Après le détournement par la Biélorussie d'un avion de Ryanair, et l'arrestation d'un opposant au régime, à l'origine d'une grave crise diplomatique mondiale, Chroniques du ciel s'intéresse aujourd'hui aux espaces aériens. Comment sont-ils gérés et quels sont les droits des États en la matière ?


La Convention de Chicago du 7 décembre 1944, qui a aussi donné naissance à l’OACI, l’Organisation de l’Aviation Civile Internationale est très claire. Elle reconnaît à chaque État la souveraineté complète et exclusive de l’espace aérien au-dessus de son territoire, et dans  ses eaux territoriales jusqu’à 12 miles nautiques des côtes.  
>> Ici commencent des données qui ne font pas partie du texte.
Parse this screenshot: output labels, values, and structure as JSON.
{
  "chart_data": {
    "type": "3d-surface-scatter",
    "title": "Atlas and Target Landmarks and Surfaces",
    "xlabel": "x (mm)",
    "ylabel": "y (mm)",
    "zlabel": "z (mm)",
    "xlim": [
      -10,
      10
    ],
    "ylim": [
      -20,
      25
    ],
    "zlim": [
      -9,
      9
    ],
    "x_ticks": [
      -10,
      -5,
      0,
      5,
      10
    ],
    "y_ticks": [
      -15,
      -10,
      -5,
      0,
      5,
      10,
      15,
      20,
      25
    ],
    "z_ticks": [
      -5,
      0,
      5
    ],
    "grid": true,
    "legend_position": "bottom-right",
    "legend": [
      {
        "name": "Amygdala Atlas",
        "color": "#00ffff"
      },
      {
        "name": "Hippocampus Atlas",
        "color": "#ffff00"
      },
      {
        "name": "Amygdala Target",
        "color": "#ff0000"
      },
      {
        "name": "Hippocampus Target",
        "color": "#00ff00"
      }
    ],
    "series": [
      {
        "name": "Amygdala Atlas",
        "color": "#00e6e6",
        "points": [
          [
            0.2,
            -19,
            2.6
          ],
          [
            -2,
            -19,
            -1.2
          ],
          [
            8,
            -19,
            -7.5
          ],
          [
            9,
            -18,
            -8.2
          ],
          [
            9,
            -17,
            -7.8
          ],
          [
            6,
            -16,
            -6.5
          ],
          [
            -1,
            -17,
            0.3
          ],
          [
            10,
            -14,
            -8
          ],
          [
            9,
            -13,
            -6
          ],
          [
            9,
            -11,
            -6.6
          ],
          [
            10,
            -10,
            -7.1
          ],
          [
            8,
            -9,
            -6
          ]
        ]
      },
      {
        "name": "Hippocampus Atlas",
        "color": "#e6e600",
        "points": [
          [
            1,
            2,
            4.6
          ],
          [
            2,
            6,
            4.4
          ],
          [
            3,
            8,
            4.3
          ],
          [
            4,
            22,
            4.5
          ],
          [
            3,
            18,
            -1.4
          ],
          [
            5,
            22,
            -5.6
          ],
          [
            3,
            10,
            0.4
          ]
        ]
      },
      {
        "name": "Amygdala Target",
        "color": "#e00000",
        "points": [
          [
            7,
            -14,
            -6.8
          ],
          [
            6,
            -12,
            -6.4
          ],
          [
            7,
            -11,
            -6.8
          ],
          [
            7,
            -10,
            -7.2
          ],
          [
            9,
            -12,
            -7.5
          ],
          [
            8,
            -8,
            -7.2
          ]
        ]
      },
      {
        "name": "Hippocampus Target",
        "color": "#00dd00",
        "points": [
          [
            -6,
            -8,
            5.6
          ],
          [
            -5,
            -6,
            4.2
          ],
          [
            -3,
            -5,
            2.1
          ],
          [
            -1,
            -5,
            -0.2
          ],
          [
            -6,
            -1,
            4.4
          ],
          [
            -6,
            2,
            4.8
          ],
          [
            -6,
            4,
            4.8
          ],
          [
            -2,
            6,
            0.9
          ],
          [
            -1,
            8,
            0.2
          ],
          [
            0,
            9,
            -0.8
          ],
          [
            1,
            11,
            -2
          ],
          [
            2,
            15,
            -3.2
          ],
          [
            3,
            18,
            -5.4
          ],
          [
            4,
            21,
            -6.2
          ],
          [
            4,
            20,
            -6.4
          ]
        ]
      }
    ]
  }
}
Au-delà s’étend l’espace aérien international, qui ne fait l’objet d’aucune définition officielle. Cet espace aérien international est géré par les pays riverains qui acceptent d’en assurer la charge. L’Irlande, par exemple, est responsable du contrôle aérien sur une grande partie de l’Atlantique Nord, toute comme le Canada ou les États-Unis. La France exerce son contrôle dans le Golfe de Gascogne et en Méditerranée, entre la Corse et les Baléares.  

Plans de vol et redevance de navigation demandés

Pour traverser l’espace aérien d’un pays, les compagnies aériennes déposent des plans de vol et doivent s’acquitter d’une redevance de navigation qui finance les services de contrôle aérien chargés de la sécurité des vols. Tout pays peut à sa guise fermer son espace aérien, en cas d’opération militaire, de tirs de missiles ou de ce qui pourrait être considéré comme une menace à sa sécurité.  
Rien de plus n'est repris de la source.